Planet Earth: The Series
Don’t you objective love British accents? I identify I do! But that’s not the only reason why I completely fell in devotion with the BBC series titled, Planet Earth and Blue Planet. Yes, the relator’s voice is dreamy, but once the amazing images of our Earth are viewed in the most technically advanced angles we have ever seen, one seems to pass over David Attenborough. Not only do viewers see the unlikely biodiversity that our earth has to offer, but we also get a chance to become popular glimpses of the Earth that people have never seen in their lifetime.
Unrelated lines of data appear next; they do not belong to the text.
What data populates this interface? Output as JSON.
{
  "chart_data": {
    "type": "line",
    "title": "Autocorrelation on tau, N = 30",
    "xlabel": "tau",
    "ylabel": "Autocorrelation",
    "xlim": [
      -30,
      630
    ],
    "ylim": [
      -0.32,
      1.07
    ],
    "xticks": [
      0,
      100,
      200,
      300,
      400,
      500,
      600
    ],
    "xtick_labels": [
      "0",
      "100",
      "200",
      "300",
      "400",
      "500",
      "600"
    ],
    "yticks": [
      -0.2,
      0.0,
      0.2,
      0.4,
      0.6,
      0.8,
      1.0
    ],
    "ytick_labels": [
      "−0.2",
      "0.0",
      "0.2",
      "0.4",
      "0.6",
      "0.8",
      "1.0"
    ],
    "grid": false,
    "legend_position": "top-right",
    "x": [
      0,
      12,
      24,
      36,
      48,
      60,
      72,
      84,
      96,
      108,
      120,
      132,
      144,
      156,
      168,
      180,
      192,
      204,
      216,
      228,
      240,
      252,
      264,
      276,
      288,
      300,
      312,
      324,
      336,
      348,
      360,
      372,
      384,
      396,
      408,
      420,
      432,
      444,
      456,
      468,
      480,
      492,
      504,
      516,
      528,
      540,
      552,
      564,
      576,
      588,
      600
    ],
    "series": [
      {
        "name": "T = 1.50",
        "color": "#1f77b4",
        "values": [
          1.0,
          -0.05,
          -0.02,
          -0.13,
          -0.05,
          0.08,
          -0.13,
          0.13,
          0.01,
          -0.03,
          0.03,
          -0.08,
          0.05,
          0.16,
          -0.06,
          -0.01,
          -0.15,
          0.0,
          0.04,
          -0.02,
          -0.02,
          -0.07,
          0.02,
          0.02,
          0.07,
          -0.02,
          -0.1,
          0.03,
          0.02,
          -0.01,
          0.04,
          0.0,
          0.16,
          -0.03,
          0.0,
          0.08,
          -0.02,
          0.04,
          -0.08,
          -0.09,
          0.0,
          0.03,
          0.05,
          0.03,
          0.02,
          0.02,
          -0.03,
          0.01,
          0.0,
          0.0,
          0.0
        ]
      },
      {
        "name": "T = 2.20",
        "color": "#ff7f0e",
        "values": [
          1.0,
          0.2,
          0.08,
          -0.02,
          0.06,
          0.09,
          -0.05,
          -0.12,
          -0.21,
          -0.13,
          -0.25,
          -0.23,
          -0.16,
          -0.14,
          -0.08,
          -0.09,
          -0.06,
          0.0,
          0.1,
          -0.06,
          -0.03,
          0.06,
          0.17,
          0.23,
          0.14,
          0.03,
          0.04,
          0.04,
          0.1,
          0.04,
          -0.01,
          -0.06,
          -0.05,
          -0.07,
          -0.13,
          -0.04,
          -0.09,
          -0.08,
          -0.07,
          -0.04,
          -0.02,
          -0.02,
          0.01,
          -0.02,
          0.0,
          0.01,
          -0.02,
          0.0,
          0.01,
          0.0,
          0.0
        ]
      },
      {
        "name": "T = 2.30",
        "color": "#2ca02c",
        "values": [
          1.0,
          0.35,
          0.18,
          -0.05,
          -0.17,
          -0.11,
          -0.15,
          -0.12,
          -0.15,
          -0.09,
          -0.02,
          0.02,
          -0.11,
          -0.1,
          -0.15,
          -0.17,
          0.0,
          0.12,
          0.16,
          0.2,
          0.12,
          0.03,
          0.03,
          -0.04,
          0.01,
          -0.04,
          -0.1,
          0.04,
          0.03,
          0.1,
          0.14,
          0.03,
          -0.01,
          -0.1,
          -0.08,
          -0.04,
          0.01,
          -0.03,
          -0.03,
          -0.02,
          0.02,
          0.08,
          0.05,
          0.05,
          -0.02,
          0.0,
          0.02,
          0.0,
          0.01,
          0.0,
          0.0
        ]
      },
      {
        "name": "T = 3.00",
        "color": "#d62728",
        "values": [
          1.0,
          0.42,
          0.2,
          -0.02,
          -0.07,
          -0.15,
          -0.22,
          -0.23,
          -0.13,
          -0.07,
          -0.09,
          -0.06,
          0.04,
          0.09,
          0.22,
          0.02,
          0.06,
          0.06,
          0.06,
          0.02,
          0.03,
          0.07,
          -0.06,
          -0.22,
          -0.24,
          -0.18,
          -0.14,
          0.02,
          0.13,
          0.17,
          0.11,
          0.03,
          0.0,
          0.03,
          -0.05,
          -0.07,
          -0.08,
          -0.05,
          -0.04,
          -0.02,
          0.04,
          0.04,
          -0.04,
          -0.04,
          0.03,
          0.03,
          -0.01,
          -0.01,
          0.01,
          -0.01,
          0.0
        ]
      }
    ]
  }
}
One of my girl discs is that of the Blue Planet: The Deep. I’ve well-grounded that humans have only investigated 1% of the without a scratch ocean floor, and that every ten days a new species is discovered; talk about an breathtaking job!
Another great disc is titled, Planet Earth: Seasonal Forests, which examines the oldest and tallest trees known to our planet. The symbolism that Planet Earth has produced is simply astounding; it is as if you were as a matter of fact there. It almost seems impossible that the camera-men (and women) were talented to achieve such angles. Yet, not surprisingly, Planet Earth was kind-hearted enough to provide the “how to” at the end of each disc – just astonishing! In this specific disc, the camera man rose to the sky in a expressly designed hot air balloon in order to reach the sky-scraping trees of Chile and California. In Planet Earth: Caves, a few of the Planet Earth employees had to material in a cave for weeks at a time surrounded by bats and walls covered in the largest populace of cockroaches in the world! Eek!!